Bill Leonard, a Baptist historian and moderate veteran of the SBC wars, said Huckabee has danced along the conservative-moderate line before. Even though he was the moderate candidate for the Arkansas Baptist presidency in 1989, Leonard noted, he had dropped out of seminary years before to work for Texas evangelist James Robison. Prior to having a change of heart long after Huckabee left his employ, Robison was a rhetorical bomb-thrower for SBC conservatives.
“In some ways he reflects the old SBC—the pastor who wants to have it both ways, who wants to be conservative, but wants to hedge his bets with the principalities and powers of denominational leadership,” said Leonard, the dean of Wake Forest University Divinity School. “So, unlike clear-cut liberal/moderates or clear-cut conservatives/fundamentalists, Huckabee is the politician, even then, who wants to have it both ways.

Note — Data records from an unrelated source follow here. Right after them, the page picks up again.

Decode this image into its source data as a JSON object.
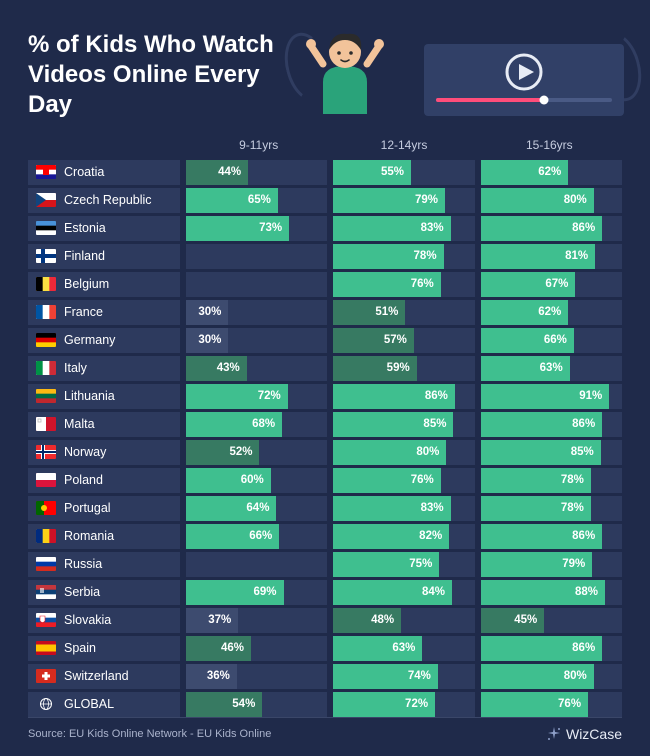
{
  "title": "% of Kids Who Watch Videos Online Every Day",
  "columns": [
    "9-11yrs",
    "12-14yrs",
    "15-16yrs"
  ],
  "source": "Source: EU Kids Online Network - EU Kids Online",
  "brand": "WizCase",
  "colors": {
    "bg": "#1f2a4a",
    "track": "#2d3a5e",
    "green": "#3fbf8f",
    "dark_green": "#377a62",
    "dull": "#3d4b6f"
  },
  "rows": [
    {
      "country": "Croatia",
      "flag": "hr",
      "vals": [
        44,
        55,
        62
      ],
      "fills": [
        "dark_green",
        "green",
        "green"
      ]
    },
    {
      "country": "Czech Republic",
      "flag": "cz",
      "vals": [
        65,
        79,
        80
      ],
      "fills": [
        "green",
        "green",
        "green"
      ]
    },
    {
      "country": "Estonia",
      "flag": "ee",
      "vals": [
        73,
        83,
        86
      ],
      "fills": [
        "green",
        "green",
        "green"
      ]
    },
    {
      "country": "Finland",
      "flag": "fi",
      "vals": [
        null,
        78,
        81
      ],
      "fills": [
        null,
        "green",
        "green"
      ]
    },
    {
      "country": "Belgium",
      "flag": "be",
      "vals": [
        null,
        76,
        67
      ],
      "fills": [
        null,
        "green",
        "green"
      ]
    },
    {
      "country": "France",
      "flag": "fr",
      "vals": [
        30,
        51,
        62
      ],
      "fills": [
        "dull",
        "dark_green",
        "green"
      ]
    },
    {
      "country": "Germany",
      "flag": "de",
      "vals": [
        30,
        57,
        66
      ],
      "fills": [
        "dull",
        "dark_green",
        "green"
      ]
    },
    {
      "country": "Italy",
      "flag": "it",
      "vals": [
        43,
        59,
        63
      ],
      "fills": [
        "dark_green",
        "dark_green",
        "green"
      ]
    },
    {
      "country": "Lithuania",
      "flag": "lt",
      "vals": [
        72,
        86,
        91
      ],
      "fills": [
        "green",
        "green",
        "green"
      ]
    },
    {
      "country": "Malta",
      "flag": "mt",
      "vals": [
        68,
        85,
        86
      ],
      "fills": [
        "green",
        "green",
        "green"
      ]
    },
    {
      "country": "Norway",
      "flag": "no",
      "vals": [
        52,
        80,
        85
      ],
      "fills": [
        "dark_green",
        "green",
        "green"
      ]
    },
    {
      "country": "Poland",
      "flag": "pl",
      "vals": [
        60,
        76,
        78
      ],
      "fills": [
        "green",
        "green",
        "green"
      ]
    },
    {
      "country": "Portugal",
      "flag": "pt",
      "vals": [
        64,
        83,
        78
      ],
      "fills": [
        "green",
        "green",
        "green"
      ]
    },
    {
      "country": "Romania",
      "flag": "ro",
      "vals": [
        66,
        82,
        86
      ],
      "fills": [
        "green",
        "green",
        "green"
      ]
    },
    {
      "country": "Russia",
      "flag": "ru",
      "vals": [
        null,
        75,
        79
      ],
      "fills": [
        null,
        "green",
        "green"
      ]
    },
    {
      "country": "Serbia",
      "flag": "rs",
      "vals": [
        69,
        84,
        88
      ],
      "fills": [
        "green",
        "green",
        "green"
      ]
    },
    {
      "country": "Slovakia",
      "flag": "sk",
      "vals": [
        37,
        48,
        45
      ],
      "fills": [
        "dull",
        "dark_green",
        "dark_green"
      ]
    },
    {
      "country": "Spain",
      "flag": "es",
      "vals": [
        46,
        63,
        86
      ],
      "fills": [
        "dark_green",
        "green",
        "green"
      ]
    },
    {
      "country": "Switzerland",
      "flag": "ch",
      "vals": [
        36,
        74,
        80
      ],
      "fills": [
        "dull",
        "green",
        "green"
      ]
    },
    {
      "country": "GLOBAL",
      "flag": "globe",
      "vals": [
        54,
        72,
        76
      ],
      "fills": [
        "dark_green",
        "green",
        "green"
      ]
    }
  ]
}
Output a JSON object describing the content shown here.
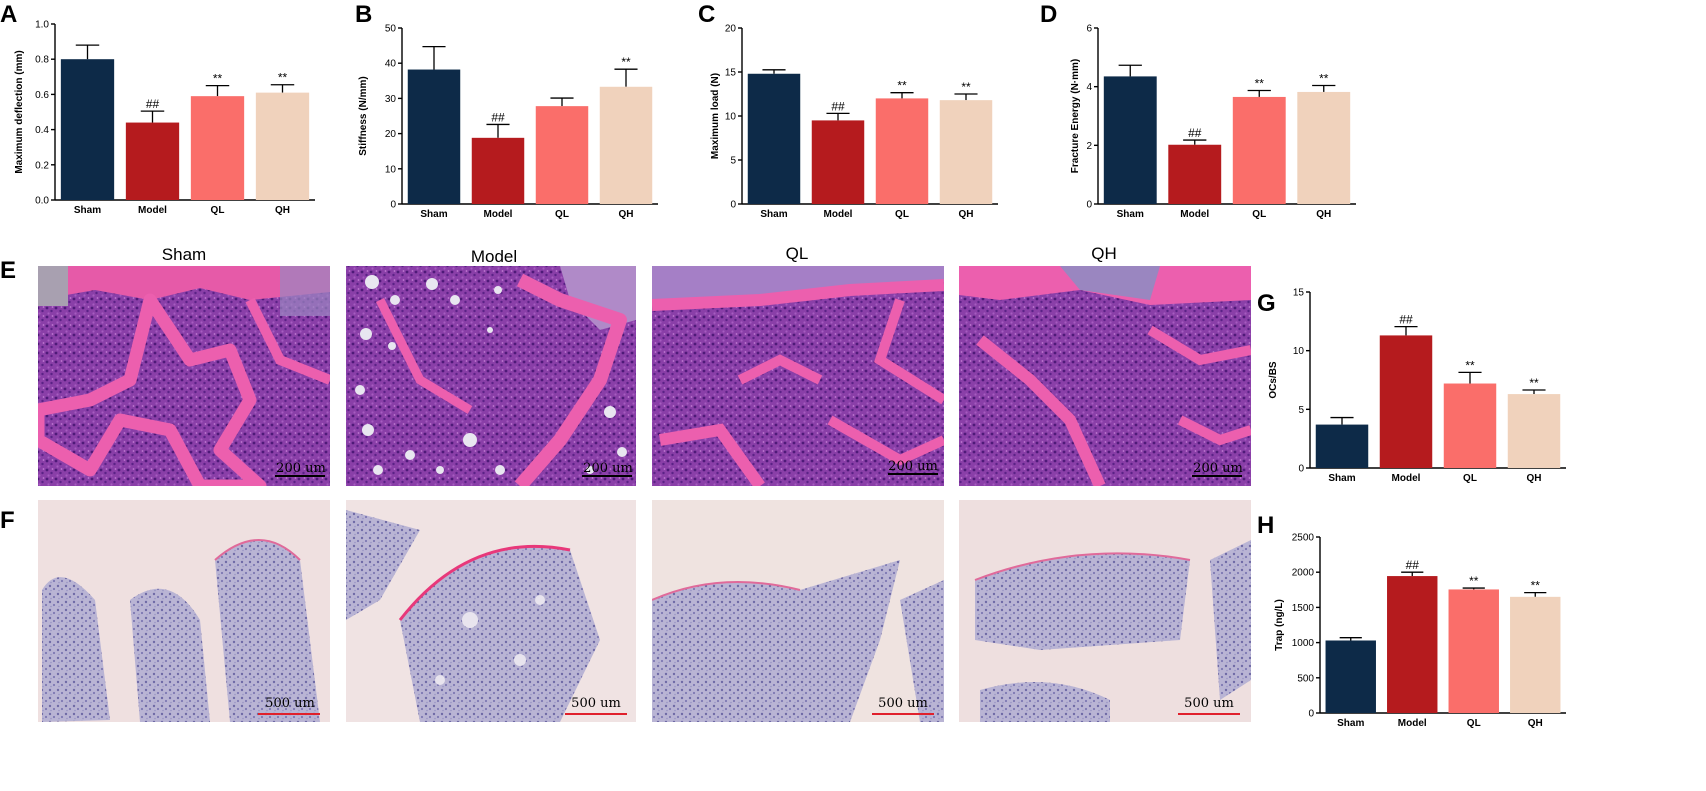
{
  "panel_letters": [
    "A",
    "B",
    "C",
    "D",
    "E",
    "F",
    "G",
    "H"
  ],
  "colors": {
    "Sham": "#0d2a48",
    "Model": "#b51b1e",
    "QL": "#fa6e6a",
    "QH": "#f0d2bc"
  },
  "chart_data": [
    {
      "panel": "A",
      "type": "bar",
      "categories": [
        "Sham",
        "Model",
        "QL",
        "QH"
      ],
      "values": [
        0.8,
        0.44,
        0.59,
        0.61
      ],
      "errors": [
        0.08,
        0.065,
        0.06,
        0.045
      ],
      "sig": [
        "",
        "##",
        "**",
        "**"
      ],
      "ylabel": "Maximum deflection (mm)",
      "ylim": [
        0,
        1.0
      ],
      "yticks": [
        "0.0",
        "0.2",
        "0.4",
        "0.6",
        "0.8",
        "1.0"
      ]
    },
    {
      "panel": "B",
      "type": "bar",
      "categories": [
        "Sham",
        "Model",
        "QL",
        "QH"
      ],
      "values": [
        38.2,
        18.8,
        27.8,
        33.3
      ],
      "errors": [
        6.5,
        3.8,
        2.3,
        5.0
      ],
      "sig": [
        "",
        "##",
        "",
        "**"
      ],
      "ylabel": "Stiffness (N/mm)",
      "ylim": [
        0,
        50
      ],
      "yticks": [
        "0",
        "10",
        "20",
        "30",
        "40",
        "50"
      ]
    },
    {
      "panel": "C",
      "type": "bar",
      "categories": [
        "Sham",
        "Model",
        "QL",
        "QH"
      ],
      "values": [
        14.8,
        9.5,
        12.0,
        11.8
      ],
      "errors": [
        0.45,
        0.8,
        0.65,
        0.7
      ],
      "sig": [
        "",
        "##",
        "**",
        "**"
      ],
      "ylabel": "Maximum load (N)",
      "ylim": [
        0,
        20
      ],
      "yticks": [
        "0",
        "5",
        "10",
        "15",
        "20"
      ]
    },
    {
      "panel": "D",
      "type": "bar",
      "categories": [
        "Sham",
        "Model",
        "QL",
        "QH"
      ],
      "values": [
        4.35,
        2.02,
        3.65,
        3.82
      ],
      "errors": [
        0.38,
        0.16,
        0.22,
        0.22
      ],
      "sig": [
        "",
        "##",
        "**",
        "**"
      ],
      "ylabel": "Fracture Energy (N·mm)",
      "ylim": [
        0,
        6
      ],
      "yticks": [
        "0",
        "2",
        "4",
        "6"
      ]
    },
    {
      "panel": "G",
      "type": "bar",
      "categories": [
        "Sham",
        "Model",
        "QL",
        "QH"
      ],
      "values": [
        3.7,
        11.3,
        7.2,
        6.3
      ],
      "errors": [
        0.6,
        0.75,
        0.95,
        0.35
      ],
      "sig": [
        "",
        "##",
        "**",
        "**"
      ],
      "ylabel": "OCs/BS",
      "ylim": [
        0,
        15
      ],
      "yticks": [
        "0",
        "5",
        "10",
        "15"
      ]
    },
    {
      "panel": "H",
      "type": "bar",
      "categories": [
        "Sham",
        "Model",
        "QL",
        "QH"
      ],
      "values": [
        1030,
        1945,
        1755,
        1650
      ],
      "errors": [
        40,
        55,
        20,
        60
      ],
      "sig": [
        "",
        "##",
        "**",
        "**"
      ],
      "ylabel": "Trap  (ng/L)",
      "ylim": [
        0,
        2500
      ],
      "yticks": [
        "0",
        "500",
        "1000",
        "1500",
        "2000",
        "2500"
      ]
    }
  ],
  "micrographs": {
    "he_titles": [
      "Sham",
      "Model",
      "QL",
      "QH"
    ],
    "he_scale": "200 um",
    "trap_scale": "500 um"
  }
}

Or, in his words I’m sure, to ‘bridge both groups.’"
Kirksey took a brighter view of Huckabee’s role. Noting that his friend and church member had a close relationship with the late conservative evangelical leader Jerry Falwell, he also said Huckabee shares a broader social agenda with a new generation of Christian leaders like California pastor Rick Warren.
“That’s the neat thing about Mike—he can be a close friend with a Jerry Falwell, and he can be a close friend with somebody extreme on the other side,” he said. “I think the practice of his faith is more in line with the Rick Warren approach. It’s a ministry-driven kind of faith that’s concerned with making a difference in people’s lives.